Web Host Strategies for Server Monitoring

As a hosting provider (or anyone operating a shared server) you probably have at least two reasons for deciding to use server monitoring software. Anytime your servers are down, your phone will be ringing and your inbox will be filled with upset customers. Alertra's network monitoring service can alert you when your servers are unavailable; you'll know before they know. You've put a lot of work into building your business. Invested in hardware, spent countless hours configuring and testing, and more still keeping things running smoothly. With Alertra's server monitoring tools you can tout your server's fantastic uptime while you build a valuable reputation. So your server monitoring likely has two goals: Get notified when things go wrong. Publish the highest uptime percentage possible. In this paper I'll give you some tips on how you can best use Alertra's network monitoring services to accomplish both. This list of Do's and Dont's is largely compiled from our 5 year history of responding to support requests.

Do not monitor someone else's domain server.

This is probably the biggest cause of unnecessary outages among the web hosting companies we monitor. If you give Alertra a fully qualified domain name (FQDN) in the device setup, then a misbehaving DNS will cause your site to be marked down. That may be what you want if you are providing DNS services to your customers, but if not, then really what you are doing is monitoring someone else's domain server. If their domain server goes down, the downtime will get charged to your devices. Bottom line: Unless you have your own domain name servers, do not use FQDNs in your device setups.

Do not ignore alerts.

We get e-mail all the time from customers who want to know why after several hours, or even days, we are still reporting their device is down. As soon as Alertra generates an alert notification, the clock has started ticking on your downtime. Until Alertra determines that the site is back up, you are racking up downtime that will affect your stats for months to come. Unless the outage is caused by an error in the Alertra software, we cannot delete outages. I use the stopwatch on my cell phone. As soon as I get the alert, I start the stopwatch; I can't look at my phone without seeing the time ticking away. As my team and I are working on the problem, I even report over conference calls the current readout on the stopwatch. Bottom Line: Every hour of downtime is another 0.1 off your uptime percentage. Do not ignore device down alerts.

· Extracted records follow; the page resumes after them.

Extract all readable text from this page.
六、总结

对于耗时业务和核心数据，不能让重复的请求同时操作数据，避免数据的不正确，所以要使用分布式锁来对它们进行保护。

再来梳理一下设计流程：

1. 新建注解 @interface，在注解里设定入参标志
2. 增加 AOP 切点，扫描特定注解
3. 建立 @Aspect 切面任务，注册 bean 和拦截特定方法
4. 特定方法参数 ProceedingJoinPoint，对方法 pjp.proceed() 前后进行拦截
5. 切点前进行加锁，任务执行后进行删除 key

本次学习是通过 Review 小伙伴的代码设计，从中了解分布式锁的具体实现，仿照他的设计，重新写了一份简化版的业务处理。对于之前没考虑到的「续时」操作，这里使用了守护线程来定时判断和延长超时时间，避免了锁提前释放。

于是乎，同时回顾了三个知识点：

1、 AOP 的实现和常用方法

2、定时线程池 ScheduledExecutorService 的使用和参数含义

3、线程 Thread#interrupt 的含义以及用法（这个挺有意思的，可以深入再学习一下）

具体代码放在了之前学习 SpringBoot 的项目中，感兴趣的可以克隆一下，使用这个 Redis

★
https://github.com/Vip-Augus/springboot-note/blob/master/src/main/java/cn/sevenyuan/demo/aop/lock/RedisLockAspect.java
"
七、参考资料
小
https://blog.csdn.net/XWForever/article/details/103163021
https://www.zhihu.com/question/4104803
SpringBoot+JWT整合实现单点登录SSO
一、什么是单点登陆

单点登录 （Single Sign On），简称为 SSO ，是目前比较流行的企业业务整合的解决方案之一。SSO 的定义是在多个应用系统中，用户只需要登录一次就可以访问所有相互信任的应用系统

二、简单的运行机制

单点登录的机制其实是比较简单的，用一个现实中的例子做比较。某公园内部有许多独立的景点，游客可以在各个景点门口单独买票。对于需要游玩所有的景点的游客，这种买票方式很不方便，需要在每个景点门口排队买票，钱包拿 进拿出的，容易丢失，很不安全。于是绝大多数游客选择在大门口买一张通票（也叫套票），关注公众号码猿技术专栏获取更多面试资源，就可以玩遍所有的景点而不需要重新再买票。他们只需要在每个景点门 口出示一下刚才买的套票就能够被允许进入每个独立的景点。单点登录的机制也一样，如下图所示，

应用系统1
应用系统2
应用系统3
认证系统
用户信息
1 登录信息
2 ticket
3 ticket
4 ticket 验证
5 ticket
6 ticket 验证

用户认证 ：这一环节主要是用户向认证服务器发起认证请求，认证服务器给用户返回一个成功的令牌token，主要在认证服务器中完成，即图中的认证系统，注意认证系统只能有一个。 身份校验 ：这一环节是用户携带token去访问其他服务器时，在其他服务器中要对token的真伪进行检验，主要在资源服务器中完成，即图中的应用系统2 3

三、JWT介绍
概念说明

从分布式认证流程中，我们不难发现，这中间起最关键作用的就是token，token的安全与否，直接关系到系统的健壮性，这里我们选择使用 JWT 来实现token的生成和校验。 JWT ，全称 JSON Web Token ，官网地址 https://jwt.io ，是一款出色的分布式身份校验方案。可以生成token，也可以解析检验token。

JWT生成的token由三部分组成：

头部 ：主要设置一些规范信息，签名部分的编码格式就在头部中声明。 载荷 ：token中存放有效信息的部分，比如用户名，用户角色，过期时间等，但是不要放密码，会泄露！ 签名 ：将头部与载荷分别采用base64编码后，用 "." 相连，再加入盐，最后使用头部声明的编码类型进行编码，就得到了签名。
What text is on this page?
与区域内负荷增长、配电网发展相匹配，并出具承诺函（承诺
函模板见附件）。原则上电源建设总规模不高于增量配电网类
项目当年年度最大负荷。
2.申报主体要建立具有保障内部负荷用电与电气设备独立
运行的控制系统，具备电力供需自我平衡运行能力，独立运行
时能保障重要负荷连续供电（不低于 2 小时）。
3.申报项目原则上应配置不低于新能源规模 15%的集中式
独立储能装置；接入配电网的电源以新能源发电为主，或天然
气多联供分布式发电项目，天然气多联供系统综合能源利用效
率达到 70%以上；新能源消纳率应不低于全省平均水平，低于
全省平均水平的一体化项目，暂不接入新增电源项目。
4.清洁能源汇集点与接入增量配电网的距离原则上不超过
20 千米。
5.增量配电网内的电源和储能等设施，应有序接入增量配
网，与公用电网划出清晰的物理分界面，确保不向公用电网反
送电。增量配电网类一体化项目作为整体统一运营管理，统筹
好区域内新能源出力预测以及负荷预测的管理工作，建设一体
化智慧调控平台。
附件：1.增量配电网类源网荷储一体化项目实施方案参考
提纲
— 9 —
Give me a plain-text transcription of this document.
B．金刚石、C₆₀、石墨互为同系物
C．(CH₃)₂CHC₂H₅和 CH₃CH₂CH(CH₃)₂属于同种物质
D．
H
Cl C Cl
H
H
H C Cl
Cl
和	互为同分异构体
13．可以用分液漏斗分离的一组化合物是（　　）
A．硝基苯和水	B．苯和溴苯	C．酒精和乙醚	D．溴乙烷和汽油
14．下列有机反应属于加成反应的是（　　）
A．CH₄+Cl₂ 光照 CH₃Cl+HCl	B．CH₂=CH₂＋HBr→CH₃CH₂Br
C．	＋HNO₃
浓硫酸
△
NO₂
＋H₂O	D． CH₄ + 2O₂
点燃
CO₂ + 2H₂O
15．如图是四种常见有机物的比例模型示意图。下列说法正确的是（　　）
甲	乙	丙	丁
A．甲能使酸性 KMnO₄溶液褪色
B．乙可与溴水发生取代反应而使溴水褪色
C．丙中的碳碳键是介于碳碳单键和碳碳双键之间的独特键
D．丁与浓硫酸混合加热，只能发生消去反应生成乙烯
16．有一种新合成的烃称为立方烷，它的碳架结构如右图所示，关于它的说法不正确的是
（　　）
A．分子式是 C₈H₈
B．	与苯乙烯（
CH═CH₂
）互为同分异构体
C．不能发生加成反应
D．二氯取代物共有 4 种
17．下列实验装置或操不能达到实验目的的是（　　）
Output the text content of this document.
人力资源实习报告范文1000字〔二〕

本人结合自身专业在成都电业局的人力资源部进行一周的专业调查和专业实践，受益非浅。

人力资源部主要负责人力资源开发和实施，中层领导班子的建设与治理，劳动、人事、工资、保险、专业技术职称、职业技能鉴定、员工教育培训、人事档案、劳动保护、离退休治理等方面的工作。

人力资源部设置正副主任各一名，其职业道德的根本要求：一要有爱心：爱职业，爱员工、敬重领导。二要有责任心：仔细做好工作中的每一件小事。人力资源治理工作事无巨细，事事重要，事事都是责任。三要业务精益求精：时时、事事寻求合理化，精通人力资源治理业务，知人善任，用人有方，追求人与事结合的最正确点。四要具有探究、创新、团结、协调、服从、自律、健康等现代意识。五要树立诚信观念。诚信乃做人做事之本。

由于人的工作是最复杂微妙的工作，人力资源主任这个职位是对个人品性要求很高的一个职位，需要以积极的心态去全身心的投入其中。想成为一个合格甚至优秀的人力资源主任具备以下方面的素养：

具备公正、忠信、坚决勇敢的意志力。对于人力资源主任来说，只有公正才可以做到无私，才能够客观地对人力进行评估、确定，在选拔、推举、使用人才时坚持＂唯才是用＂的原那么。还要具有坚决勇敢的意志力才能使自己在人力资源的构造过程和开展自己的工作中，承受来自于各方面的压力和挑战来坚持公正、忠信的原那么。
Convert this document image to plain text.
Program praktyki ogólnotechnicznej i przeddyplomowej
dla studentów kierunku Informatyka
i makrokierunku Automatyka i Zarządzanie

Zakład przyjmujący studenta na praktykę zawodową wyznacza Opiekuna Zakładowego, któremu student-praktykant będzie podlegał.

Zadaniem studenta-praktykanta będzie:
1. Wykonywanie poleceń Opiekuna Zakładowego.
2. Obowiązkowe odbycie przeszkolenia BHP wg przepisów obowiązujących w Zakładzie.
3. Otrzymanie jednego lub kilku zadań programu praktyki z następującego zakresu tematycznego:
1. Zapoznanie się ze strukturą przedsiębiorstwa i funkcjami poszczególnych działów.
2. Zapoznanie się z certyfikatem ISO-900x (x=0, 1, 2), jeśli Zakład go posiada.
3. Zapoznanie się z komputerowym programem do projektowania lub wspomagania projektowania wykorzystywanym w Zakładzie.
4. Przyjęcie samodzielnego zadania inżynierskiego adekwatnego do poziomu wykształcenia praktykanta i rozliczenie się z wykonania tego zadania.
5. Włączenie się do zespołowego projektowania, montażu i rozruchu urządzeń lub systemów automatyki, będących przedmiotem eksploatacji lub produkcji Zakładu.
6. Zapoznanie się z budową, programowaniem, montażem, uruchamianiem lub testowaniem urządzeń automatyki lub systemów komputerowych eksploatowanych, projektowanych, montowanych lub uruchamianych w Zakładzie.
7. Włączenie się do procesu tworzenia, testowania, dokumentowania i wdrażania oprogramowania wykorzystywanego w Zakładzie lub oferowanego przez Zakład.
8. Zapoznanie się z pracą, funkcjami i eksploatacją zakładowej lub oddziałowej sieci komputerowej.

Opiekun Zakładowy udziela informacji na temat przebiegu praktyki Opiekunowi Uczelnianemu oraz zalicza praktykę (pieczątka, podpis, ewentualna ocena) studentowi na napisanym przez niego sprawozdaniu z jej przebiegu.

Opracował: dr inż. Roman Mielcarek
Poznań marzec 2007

Do use the "Check All" feature.

Once you have repaired the server and it is back on-line, your next task should be to make sure that Alertra knows it is on-line. Until Alertra successfully checks the device, the downtime keeps going up. If you've already gotten the "Device OK" alert for the device then everything is fine. Otherwise, you should log in to your Alertra account and use the "Check All" feature. The "Check All" button can be found at the bottom of the Devices list on the right side of the page. When you click it, all of your devices will be immediately scheduled for a re-check. If your device is really back up, it should get marked up again very soon after the re-check. If it is still not up, then you'll know it then, instead of a few days later when a customer points out your 98% uptime for the month. Bottom Line: After an outage, use the "Check All" function to test your server and make sure you've really fixed the problem.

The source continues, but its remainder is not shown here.